The capstone development will be the replacement of a decrepit and abandoned 27-building housing development infamously known as Murder Mall, which is nearly demolished, with a $100 million mixed-use project by MCB Real Estate, which will include hundreds of mixed-income apartments, retail and office space, and a 50,000-square-foot tech hub for local businesses. May hopes to create a plan that focuses on the future and economic vibrancy; that brings new life into an area full of history while keeping people in place.

“We knew this presented an incredible opportunity to get ahead of redevelopment and shape what could be on that site,” he says. “Looking back on history, especially urban renewal, it’s important for neighborhoods to realize that once it’s built, it’s hard to get it removed. It’s hard to move something if it causes a problem.”

May says the way to holistically develop, and avoid gentrification, is to focus on a first wave of companies that aren’t just profit motivated, but also purpose motivated. Companies such as Conscious Venture Labs (which received $100,000 from the city), which are focused on nonprofit work or workforce development. At the epicenter of the neighborhood where Freddie Gray lived, he says, we need to help locals be a key part of turning ideas into businesses. Everyone matters, and everyone has talent, and everyone should participate.

The backbone, however, is outreach and partnerships. May and the Innovation Village team are working with schools in West Baltimore, as well as pushing and promoting restaurants, small businesses, and neighborhood-level retail. This boots-on-the-ground push, and the cultivation of relationships, recalls one of the city’s more complimentary nicknames: Smalltimore, a reference to its close-knit population.

“It’s not just the innovation economy and the creative economy that we need,” says May. “The regular blocking and tackling of small businesses is also part of the plan.”

“Innovation Village has found a way to create a destination, not in a building but in a neighborhood,” says Cole, the president of the Baltimore Development Corporation. “These are areas that have struggled to attract development, and retail has lagged behind. There’s plenty of housing stock, but no jobs for those who live there. Now, people don’t have to go to a new neighborhood to find a place to work.”
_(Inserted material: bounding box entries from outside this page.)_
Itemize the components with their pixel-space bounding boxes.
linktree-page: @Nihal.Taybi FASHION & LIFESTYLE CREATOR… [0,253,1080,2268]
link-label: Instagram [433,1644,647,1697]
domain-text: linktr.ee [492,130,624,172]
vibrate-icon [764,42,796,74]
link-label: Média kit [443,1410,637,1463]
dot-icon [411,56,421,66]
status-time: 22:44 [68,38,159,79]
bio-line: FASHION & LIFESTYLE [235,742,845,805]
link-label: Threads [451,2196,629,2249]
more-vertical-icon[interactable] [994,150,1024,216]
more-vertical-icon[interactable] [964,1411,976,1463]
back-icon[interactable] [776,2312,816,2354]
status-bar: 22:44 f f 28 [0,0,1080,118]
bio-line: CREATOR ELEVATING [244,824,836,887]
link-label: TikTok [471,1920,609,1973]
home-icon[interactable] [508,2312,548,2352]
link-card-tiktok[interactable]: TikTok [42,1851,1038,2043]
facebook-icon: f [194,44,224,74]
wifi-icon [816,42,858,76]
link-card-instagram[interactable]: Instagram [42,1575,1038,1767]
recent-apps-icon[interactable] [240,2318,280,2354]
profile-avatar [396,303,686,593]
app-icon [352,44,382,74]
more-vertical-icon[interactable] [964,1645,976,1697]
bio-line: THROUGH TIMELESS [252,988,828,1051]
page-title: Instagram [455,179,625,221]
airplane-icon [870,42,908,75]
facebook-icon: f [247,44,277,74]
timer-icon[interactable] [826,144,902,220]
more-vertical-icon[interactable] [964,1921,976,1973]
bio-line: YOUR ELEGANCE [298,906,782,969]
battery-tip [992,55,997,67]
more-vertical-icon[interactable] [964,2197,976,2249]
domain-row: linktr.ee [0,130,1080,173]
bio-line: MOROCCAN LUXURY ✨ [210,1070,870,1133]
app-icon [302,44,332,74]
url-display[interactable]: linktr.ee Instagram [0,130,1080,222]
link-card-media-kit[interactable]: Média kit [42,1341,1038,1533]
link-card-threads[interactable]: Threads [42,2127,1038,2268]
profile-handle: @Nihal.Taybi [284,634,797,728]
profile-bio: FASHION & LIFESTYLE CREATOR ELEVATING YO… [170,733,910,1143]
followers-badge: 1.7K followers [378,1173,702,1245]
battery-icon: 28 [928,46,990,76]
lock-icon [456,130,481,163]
While both developments work at different scales and take different approaches, their proponents see them as complementary more than anything else. May anticipates that many of those who work and learn in Innovation Village will eventually be hired for a job at Port Covington. There’s plenty of room for collaboration between both developments. It’s all about activating all of a city’s talent.

“We have 400,000 African Americans in Baltimore, and three out of four people self-identify as people of color,” May says. “We need to make sure, if we’re living in a democracy, that the economy works for a majority of the citizens a majority of the time.”